Photocatalytic activity of germanosilicate glassceramics containing Ga2O3 nanostructures

Photocatalysis is a crucial process in sustainable environmental technologies and in the development of next generation hydrogen production lines. The opportunity of having photocatalytic activity in glasses and glassceramics may open the way to the design of novel photocatalytic systems based on optical fiber geometry as well as self-cleaning windows and containers. Here we show the photocatalytic performances of nanostructured glassceramics with an amorphous germanosilicate matrix embedding nanoparticles of gallium oxide in the gamma phase. The latter is a wide band gap oxide with known photocatalytic activity. In this study we have investigated glasses obtained by melt quenching method and with molar composition 7.5%Li2O-2.5%Na2O-20%-Ga2O3-25%SiO2-45%GeO2. The nanocrystallization has been achieved according to a two-step thermal treatment (18 hours at 570 °C followed by 30 min at 651 °C) which maximize the number of nanoparticles per volume with an average size of less than 10 nm.
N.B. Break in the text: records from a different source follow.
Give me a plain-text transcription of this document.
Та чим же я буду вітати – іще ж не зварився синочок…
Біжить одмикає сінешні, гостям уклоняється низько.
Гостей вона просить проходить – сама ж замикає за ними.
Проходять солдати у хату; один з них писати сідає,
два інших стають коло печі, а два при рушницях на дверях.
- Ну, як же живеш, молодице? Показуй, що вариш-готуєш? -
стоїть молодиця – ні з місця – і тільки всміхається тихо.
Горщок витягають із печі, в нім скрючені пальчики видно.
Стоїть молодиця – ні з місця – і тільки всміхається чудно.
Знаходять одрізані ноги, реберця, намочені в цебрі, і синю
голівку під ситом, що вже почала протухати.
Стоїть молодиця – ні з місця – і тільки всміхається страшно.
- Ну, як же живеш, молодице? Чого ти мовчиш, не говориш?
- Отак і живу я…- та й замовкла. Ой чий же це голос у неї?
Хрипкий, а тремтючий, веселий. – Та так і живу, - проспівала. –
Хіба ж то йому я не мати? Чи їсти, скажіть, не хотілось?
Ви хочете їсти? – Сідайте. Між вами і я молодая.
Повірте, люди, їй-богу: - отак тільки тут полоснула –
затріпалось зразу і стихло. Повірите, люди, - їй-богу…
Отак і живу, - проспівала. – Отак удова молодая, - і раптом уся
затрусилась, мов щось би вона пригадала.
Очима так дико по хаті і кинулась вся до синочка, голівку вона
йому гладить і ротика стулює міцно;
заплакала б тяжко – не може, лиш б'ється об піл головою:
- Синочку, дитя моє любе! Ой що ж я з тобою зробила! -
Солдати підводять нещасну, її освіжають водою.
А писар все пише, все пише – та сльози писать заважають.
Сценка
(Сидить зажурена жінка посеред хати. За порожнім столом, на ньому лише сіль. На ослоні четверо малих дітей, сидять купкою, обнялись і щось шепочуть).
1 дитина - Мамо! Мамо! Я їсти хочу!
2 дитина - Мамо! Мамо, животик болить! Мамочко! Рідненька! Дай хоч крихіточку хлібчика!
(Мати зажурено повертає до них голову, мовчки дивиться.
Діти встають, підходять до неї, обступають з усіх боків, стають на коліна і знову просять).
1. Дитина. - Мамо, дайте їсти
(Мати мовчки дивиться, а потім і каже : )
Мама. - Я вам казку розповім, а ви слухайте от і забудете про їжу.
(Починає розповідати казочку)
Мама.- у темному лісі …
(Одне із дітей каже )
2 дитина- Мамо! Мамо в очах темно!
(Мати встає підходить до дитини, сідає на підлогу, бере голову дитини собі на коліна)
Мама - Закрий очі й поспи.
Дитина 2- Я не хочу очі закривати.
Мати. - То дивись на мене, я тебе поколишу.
Photocatalytic degradation of rhodamine dye in water under UV illumination was performed using powdered samples. The results evidence a photocatalytic activity of the system which follows a mixed kinetics of the 0th and 1st order. Interestingly, the performances of the recovered powders after the first cycle show better results with respect to pristine sample. The formation of defects probably responsible of such an enhancement has been detected by photoluminescence experiments.